3. Adorably abominable

Session 2. Two days later, I return.  This time, as I walk across the big pasture to fetch Gus, I whistle a little five-note phrase that I use to bring my dogs back when they’re off-leash in the woods.  He pointedly ignores me.  When I reach him, though, he doesn’t pull away from the halter at all.  We have another good session in the indoor arena, though he does plant his feet in sudden, temporary refusal a couple times and pulls the rope out of my hand once.  I even try lunging him — sending him in a circle around me on a long lead line — but I’ve never been good at lunging, and now I’m rusty.  He moves around me if I beat the whip onto the ground behind his heels, but then he slows and turns in toward me.  I can’t get him to return out to the end of the line even if I press on his ribs with the flexible tip of the whip.  We barely get a few circles of walk or trot in each direction, and I give up.  He figures I’m some fly-by-night know-nothing as it is; I don’t need to prove that he’s right.

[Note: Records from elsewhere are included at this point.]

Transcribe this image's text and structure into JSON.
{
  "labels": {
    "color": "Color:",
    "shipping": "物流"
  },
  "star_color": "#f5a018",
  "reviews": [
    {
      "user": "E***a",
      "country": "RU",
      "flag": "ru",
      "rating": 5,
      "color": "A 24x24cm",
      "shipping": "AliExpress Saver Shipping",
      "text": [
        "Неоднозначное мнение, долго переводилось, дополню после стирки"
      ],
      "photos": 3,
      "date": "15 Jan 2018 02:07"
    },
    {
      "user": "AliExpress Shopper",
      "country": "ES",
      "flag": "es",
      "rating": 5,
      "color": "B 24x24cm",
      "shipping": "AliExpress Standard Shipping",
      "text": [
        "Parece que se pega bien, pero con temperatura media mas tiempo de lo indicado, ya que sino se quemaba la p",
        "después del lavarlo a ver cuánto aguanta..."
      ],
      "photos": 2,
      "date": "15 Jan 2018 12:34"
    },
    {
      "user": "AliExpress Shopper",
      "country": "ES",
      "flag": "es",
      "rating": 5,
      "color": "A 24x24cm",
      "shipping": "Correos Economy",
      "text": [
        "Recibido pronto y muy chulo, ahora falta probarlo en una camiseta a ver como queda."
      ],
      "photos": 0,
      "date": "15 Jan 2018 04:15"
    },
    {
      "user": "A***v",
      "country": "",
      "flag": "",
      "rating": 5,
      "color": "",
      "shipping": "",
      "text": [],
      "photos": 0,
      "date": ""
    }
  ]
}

Session 3.  A couple days later, I’m back.  As I enter Gus’s pasture, I whistle my little tune and he looks up.  I only take a step or two, when he begins walking toward me.  (!)  And he keeps walking the whole distance to reach me.  (!!!)  In the arena he presents his signature mix of adorable and abominable, obedient and obstreperous.  As Sandy says, “Gus is Gus.”


Isadora meets Bugatti
Session 4.  In the paddock, Gus lets me approach though he doesn’t meet me halfway.  As I just begin to get his halter on, he jumps sideways, which slips the halter down around his neck, and he takes off, giving a little kick behind.  It’s naughty, and it’s cute, but it’s also risky to be trailing that big lead rope off his neck. I’m calling “whoa” and trying to recatch him, but now he’s cantering toward his horse buddies and tossing his head mischievously to get them to join him.  As they all pick up and prance around together, I wring my brain in fear, thinking of Isadora Duncan, her trailing scarf, and the wheel of her convertible.  Pleeeeze don’t anybody step on that lead rope!  All I can do is wait for those four or five powerbodies, with their 16 or 20 hooves, to slow down. Luckily, the afternoon is hot and the horses lose interest.  I round up Gus and get the halter off his neck and onto his head where it belongs.  He’s perfectly happy and has a fine time doing his tricks in the arena.